Pakistan’s economy faces potential challenges if global oil prices reach $130 per barrel due to escalating tensions in the Middle East. Recent concerns arise as crude prices surpassed $110 per barrel following hostilities involving the United States, Israel, and Iran, raising fears of disruptions to oil shipments through the vital Strait of Hormuz. Analysts warn that sustained volatility could lead to increased fuel costs in Pakistan, a country heavily reliant on energy imports.
The recent 20% hike in petrol and diesel prices in Pakistan was attributed to rising global oil prices. The country’s central bank has cautioned that inflation may exceed 7% for the fiscal year ending in June. Karachi-based advisory firm Tola Associates projects that if global crude prices hit $130 per barrel, petrol prices in Pakistan could rise to Rs 392 per litre, potentially driving overall inflation up by 7.11%.
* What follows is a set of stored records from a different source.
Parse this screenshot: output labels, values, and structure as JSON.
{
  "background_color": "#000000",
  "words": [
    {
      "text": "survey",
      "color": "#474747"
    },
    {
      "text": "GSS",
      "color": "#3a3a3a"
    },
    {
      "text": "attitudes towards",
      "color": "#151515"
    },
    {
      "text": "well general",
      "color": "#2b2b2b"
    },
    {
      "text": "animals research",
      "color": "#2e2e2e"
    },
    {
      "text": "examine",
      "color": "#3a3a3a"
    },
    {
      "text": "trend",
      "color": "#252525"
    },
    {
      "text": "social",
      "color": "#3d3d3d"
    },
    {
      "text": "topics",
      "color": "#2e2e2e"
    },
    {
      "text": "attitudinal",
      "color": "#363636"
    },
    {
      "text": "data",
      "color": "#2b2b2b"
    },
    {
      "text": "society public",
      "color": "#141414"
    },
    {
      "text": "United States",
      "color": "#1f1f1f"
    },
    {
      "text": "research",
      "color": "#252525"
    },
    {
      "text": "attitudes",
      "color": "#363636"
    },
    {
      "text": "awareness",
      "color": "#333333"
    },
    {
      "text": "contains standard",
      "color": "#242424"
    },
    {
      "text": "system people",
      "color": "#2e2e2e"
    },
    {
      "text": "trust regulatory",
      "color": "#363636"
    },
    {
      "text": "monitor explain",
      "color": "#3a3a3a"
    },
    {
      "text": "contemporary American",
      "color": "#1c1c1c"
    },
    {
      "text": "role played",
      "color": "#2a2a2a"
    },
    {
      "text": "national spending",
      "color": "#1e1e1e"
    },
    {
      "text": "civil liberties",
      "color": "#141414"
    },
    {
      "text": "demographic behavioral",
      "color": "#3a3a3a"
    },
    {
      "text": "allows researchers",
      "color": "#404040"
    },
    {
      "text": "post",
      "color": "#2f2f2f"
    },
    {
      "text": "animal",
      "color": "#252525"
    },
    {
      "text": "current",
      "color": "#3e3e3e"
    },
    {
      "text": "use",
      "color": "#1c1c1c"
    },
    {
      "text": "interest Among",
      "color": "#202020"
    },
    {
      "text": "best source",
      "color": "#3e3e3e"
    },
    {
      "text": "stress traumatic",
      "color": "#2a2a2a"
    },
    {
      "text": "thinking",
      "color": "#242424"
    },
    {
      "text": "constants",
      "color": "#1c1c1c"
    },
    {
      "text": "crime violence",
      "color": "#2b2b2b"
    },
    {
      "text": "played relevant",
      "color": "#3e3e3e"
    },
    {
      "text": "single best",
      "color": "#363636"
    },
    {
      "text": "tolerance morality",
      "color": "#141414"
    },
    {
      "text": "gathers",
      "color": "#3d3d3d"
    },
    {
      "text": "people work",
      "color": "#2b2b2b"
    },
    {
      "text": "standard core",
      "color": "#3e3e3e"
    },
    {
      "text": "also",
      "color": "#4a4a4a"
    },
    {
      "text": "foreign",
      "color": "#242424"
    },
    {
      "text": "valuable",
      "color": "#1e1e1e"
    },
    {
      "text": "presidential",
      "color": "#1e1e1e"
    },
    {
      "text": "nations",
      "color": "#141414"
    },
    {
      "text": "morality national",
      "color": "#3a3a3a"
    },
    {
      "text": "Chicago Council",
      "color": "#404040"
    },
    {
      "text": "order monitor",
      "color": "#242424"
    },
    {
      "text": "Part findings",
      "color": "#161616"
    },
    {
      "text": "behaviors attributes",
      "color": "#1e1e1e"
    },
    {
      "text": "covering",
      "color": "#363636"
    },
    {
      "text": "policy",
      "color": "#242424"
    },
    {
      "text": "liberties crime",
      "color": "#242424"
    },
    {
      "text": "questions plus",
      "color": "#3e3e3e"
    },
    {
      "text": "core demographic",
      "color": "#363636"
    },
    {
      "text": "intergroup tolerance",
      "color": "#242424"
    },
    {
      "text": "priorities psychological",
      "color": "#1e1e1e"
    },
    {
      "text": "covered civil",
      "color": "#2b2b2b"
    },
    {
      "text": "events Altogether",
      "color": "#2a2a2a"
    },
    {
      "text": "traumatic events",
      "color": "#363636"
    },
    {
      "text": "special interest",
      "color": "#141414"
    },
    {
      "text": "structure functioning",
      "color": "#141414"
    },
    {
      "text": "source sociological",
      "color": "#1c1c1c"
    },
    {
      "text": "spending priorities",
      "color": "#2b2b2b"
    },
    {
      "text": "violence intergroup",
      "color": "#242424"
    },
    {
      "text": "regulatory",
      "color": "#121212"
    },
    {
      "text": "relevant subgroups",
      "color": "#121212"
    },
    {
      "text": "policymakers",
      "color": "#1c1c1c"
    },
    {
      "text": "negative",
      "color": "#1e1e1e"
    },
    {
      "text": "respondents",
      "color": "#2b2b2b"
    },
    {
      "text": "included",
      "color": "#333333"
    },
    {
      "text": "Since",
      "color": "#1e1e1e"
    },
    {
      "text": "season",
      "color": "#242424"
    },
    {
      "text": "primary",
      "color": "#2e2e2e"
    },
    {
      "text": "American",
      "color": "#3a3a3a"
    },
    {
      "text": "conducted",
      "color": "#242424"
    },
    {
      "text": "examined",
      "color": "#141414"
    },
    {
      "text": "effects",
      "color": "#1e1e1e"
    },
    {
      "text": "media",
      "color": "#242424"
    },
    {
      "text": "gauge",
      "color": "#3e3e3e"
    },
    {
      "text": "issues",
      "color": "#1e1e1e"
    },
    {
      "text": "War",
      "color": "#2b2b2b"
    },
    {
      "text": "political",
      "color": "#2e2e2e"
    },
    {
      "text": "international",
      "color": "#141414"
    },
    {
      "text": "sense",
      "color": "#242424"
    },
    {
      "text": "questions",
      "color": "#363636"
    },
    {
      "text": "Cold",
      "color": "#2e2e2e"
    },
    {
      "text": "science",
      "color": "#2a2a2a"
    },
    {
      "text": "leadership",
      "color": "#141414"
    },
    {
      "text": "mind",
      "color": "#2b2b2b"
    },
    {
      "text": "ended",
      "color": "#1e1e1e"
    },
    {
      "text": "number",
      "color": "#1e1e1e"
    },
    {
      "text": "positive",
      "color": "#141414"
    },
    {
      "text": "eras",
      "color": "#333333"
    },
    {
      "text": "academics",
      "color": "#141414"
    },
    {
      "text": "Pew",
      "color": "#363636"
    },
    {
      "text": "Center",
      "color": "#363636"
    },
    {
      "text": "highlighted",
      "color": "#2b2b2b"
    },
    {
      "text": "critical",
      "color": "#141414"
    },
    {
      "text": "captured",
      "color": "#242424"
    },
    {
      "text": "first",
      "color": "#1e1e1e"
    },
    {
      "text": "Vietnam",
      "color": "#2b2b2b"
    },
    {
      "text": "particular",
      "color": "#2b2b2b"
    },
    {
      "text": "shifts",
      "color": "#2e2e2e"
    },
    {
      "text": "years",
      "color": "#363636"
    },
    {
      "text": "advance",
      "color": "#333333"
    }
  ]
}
Pakistan’s significant dependence on imported energy exposes it to global price fluctuations. Data reveals that the country imported petroleum products worth $16 billion last year, constituting a substantial portion of its $58.4 billion import bill. The impact of higher global energy prices is already evident in retail markets, particularly in liquefied petroleum gas (LPG) prices, which have surged from around Rs 310 to Rs 350 per kilogram in Karachi amid escalating tensions.
Despite the price hikes, industry officials assure that LPG supply remains sufficient. Oil Companies Advisory Council representatives report the arrival of multiple LPG cargoes, each carrying over 20,000 tonnes, at Port Qasim, with more shipments expected before the Eid-ul-Fitr holiday. Economists emphasize that Pakistan’s reliance on imported fuel makes it susceptible to rapid domestic inflation pressures during geopolitical crises, affecting transportation and food costs.